Apple introduced The lightning port on September 12, 2012. It is used to connect Apple mobile devices like iPhones, iPads, and iPods to host computers, external monitors, cameras and USB battery charger. Reportedly, A newly granted patent was published yesterday by the US Patent and Trademark Office. Apple aims to reduce physical imperfections on iPhone’s external design. And therefore, it is likely it will ditch the lightning port soon.
The Patent #9,453,976 was granted yesterday on September 27th. It elaborates a system through which data could flow between two devices through an optical interface. This would use a series of tiny holes that would allow enough optical information to pass through. The patent says:
An electronic device having an optical connector that provides and/or receives optical signals through openings or perforations formed at an external surface of the electronic device. These openings can serve as the interface of the optical connector through which the electronic device can engage in one-way or two-way communication with corresponding optical connectors of other electronic devices. These openings can be sized such that they are not visible or not easily visible with the naked human eye
The removal of the lightning port can invite arguments and protests by a number of people owning Apple products. That can seriously heat up previous arguments the 3.5mm headphone jack raised.

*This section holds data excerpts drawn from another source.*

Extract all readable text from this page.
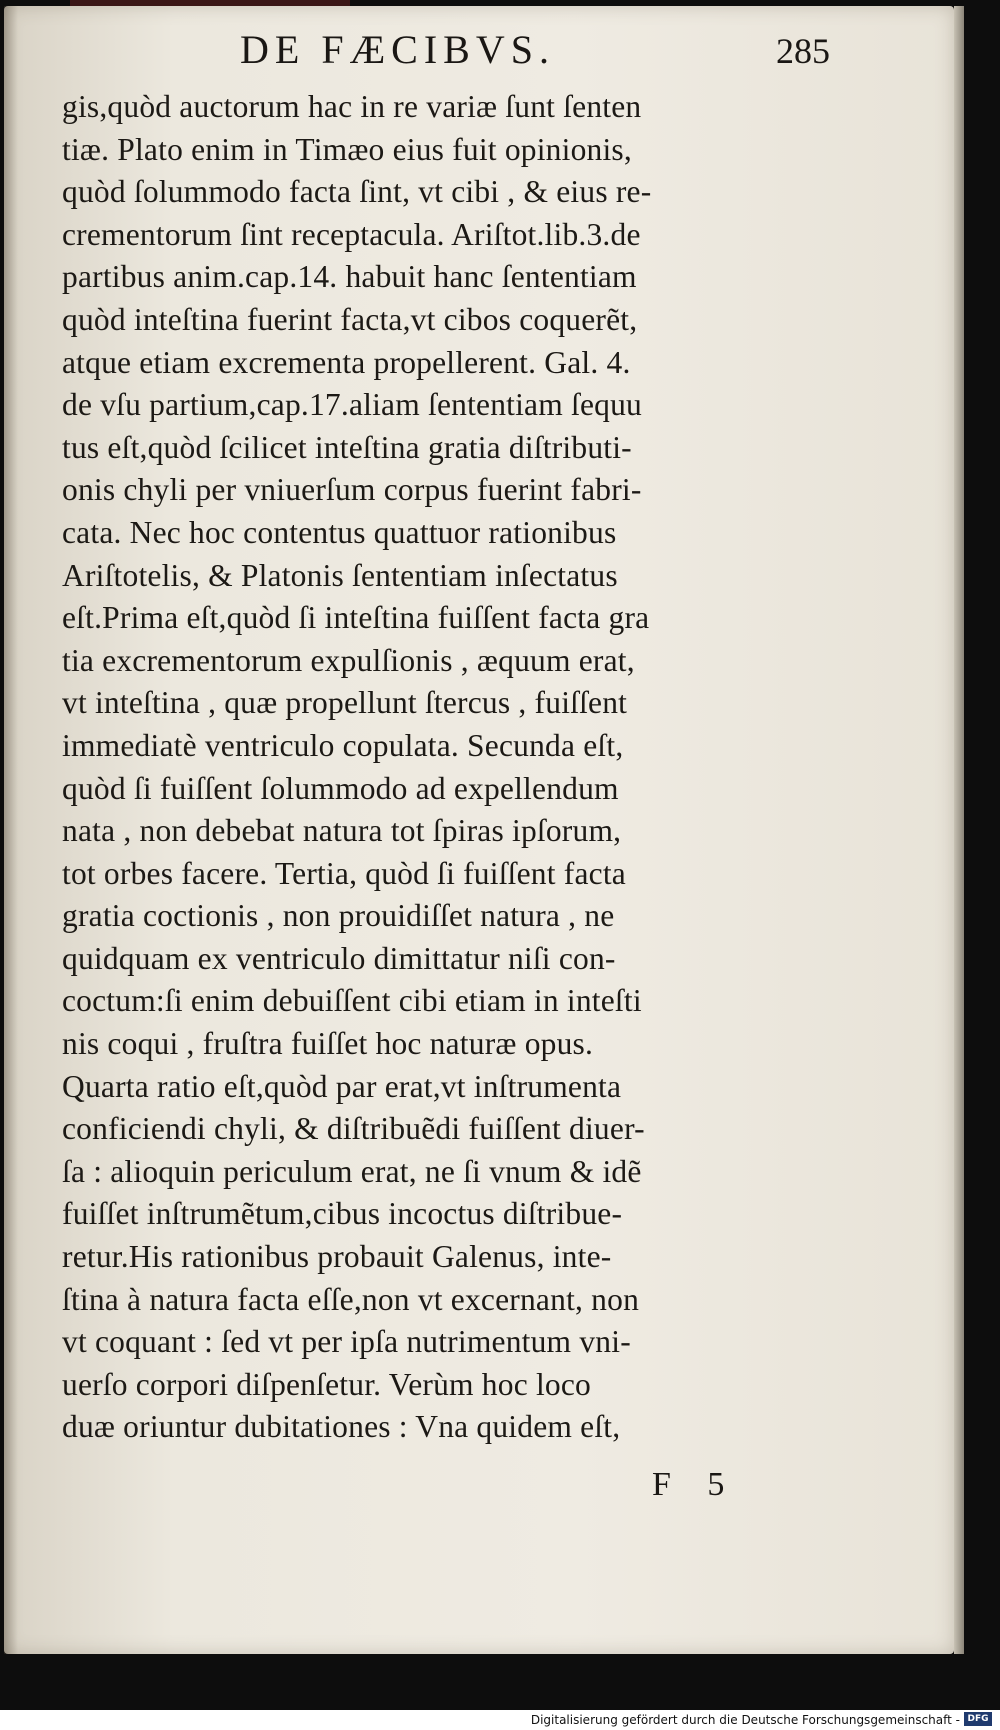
DE FÆCIBVS.	285
gis,quòd auctorum hac in re variæ ſunt ſenten
tiæ. Plato enim in Timæo eius fuit opinionis,
quòd ſolummodo facta ſint, vt cibi , & eius re-
crementorum ſint receptacula. Ariſtot.lib.3.de
partibus anim.cap.14. habuit hanc ſententiam
quòd inteſtina fuerint facta,vt cibos coquerẽt,
atque etiam excrementa propellerent. Gal. 4.
de vſu partium,cap.17.aliam ſententiam ſequu
tus eſt,quòd ſcilicet inteſtina gratia diſtributi-
onis chyli per vniuerſum corpus fuerint fabri-
cata. Nec hoc contentus quattuor rationibus
Ariſtotelis, & Platonis ſententiam inſectatus
eſt.Prima eſt,quòd ſi inteſtina fuiſſent facta gra
tia excrementorum expulſionis , æquum erat,
vt inteſtina , quæ propellunt ſtercus , fuiſſent
immediatè ventriculo copulata. Secunda eſt,
quòd ſi fuiſſent ſolummodo ad expellendum
nata , non debebat natura tot ſpiras ipſorum,
tot orbes facere. Tertia, quòd ſi fuiſſent facta
gratia coctionis , non prouidiſſet natura , ne
quidquam ex ventriculo dimittatur niſi con-
coctum:ſi enim debuiſſent cibi etiam in inteſti
nis coqui , fruſtra fuiſſet hoc naturæ opus.
Quarta ratio eſt,quòd par erat,vt inſtrumenta
conficiendi chyli, & diſtribuẽdi fuiſſent diuer-
ſa : alioquin periculum erat, ne ſi vnum & idẽ
fuiſſet inſtrumẽtum,cibus incoctus diſtribue-
retur.His rationibus probauit Galenus, inte-
ſtina à natura facta eſſe,non vt excernant, non
vt coquant : ſed vt per ipſa nutrimentum vni-
uerſo corpori diſpenſetur. Verùm hoc loco
duæ oriuntur dubitationes : Vna quidem eſt,
F 5
Digitalisierung gefördert durch die Deutsche Forschungsgemeinschaft - DFG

What will Apple replace it with?
Apple is considering to replace the lightning port with another hardware. As a matter of fact, it is rumoured that the hardware is a form of magnetic connector used to position a ‘data cable’ to pick up the visual signal. Additionally, it will charge the iPhone through induction while in use. Apple finally leaps onto the wireless charging bandwagon.
Chances are Apple would conform to an existing standard such as Qi. However, odds suggest something else. Tim Cook will probably prefer to go with Apple’s standards licensed from Made for iPhone program. Only time will tell.